The holiday season begins this week, and with it, the traditional season for travel. This time last year the country was still recovering emotionally from September eleventh, so travel was down. Now, a AAA study is predicting a big return to the roads and skies, with six percent more people expected to travel for thanksgiving.
Jennifer Handy is coming home. An East Texan going to school in New Jersey, she spent Saturday on a plane. She says her experience this year is much less stressful than her Christmas flight last year, just three months after the terrorist attacks.
"I feel a lot better," she says. "When I came home for Christmas it was nerve wracking. I was very stressed about the trip. But this trip, I feel kind of back to the routine."

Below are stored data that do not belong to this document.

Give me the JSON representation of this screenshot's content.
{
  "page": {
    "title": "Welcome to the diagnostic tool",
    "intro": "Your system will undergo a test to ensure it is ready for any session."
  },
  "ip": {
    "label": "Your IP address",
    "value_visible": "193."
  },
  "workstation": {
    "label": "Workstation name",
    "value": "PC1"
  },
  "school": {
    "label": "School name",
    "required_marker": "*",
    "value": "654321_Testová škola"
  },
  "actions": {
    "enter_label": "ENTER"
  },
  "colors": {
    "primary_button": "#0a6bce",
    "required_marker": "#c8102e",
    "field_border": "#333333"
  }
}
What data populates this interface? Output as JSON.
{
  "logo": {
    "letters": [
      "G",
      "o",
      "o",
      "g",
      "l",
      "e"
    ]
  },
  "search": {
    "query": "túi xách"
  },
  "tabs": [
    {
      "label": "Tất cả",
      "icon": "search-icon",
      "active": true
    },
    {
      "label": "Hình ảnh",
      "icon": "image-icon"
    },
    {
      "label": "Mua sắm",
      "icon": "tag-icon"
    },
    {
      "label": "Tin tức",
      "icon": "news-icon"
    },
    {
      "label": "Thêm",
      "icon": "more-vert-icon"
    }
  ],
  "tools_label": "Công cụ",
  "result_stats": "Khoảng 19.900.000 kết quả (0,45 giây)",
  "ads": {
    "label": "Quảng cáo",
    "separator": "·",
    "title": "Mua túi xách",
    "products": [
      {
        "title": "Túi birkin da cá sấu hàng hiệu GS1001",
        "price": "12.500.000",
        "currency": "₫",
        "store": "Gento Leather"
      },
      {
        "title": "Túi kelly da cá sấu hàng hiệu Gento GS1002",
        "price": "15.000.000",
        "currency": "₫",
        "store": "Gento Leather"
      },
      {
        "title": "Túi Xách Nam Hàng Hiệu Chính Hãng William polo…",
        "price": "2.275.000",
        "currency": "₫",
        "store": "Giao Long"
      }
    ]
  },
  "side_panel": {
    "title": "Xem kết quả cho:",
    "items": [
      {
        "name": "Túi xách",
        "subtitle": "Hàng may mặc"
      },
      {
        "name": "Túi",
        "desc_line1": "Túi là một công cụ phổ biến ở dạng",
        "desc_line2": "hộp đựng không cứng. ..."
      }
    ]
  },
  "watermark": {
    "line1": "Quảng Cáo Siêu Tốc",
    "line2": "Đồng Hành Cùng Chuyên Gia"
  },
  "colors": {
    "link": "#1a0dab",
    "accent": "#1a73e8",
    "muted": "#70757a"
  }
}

Jennifer is one of an estimated forty million Americans who'll be taking to the roads and skies this week for Thanksgiving. For everyone, holiday travel is still not the same after September Eleventh, 2001.
"I noticed the guards at Newark airport," Jennifer says, "And the increased security checks. You know, I guess I had heightened awareness of those."
"My whole flight," she admits, "It was going through my mind what the people on those flights must have gone through."
As travellers crowd the roads and airports to make their Thanksgiving arrangements, they'll notice changes in security. And for most, it's no problem at all.
"I felt really good," Jennifer says, "About how they handled the security. And when I saw them handling people and checking their bags, it made me feel a lot better."
"I don't think there's anything too stringent about the security," she adds. "I might like to see a little bit more in the check-in areas in the smaller airports as well."
Jennifer's journey home ended this afternoon, as her mother picked her up to take her home. And with her down safe and sound, no more travel is scheduled for the Handy family. Their Thanksgiving is now complete.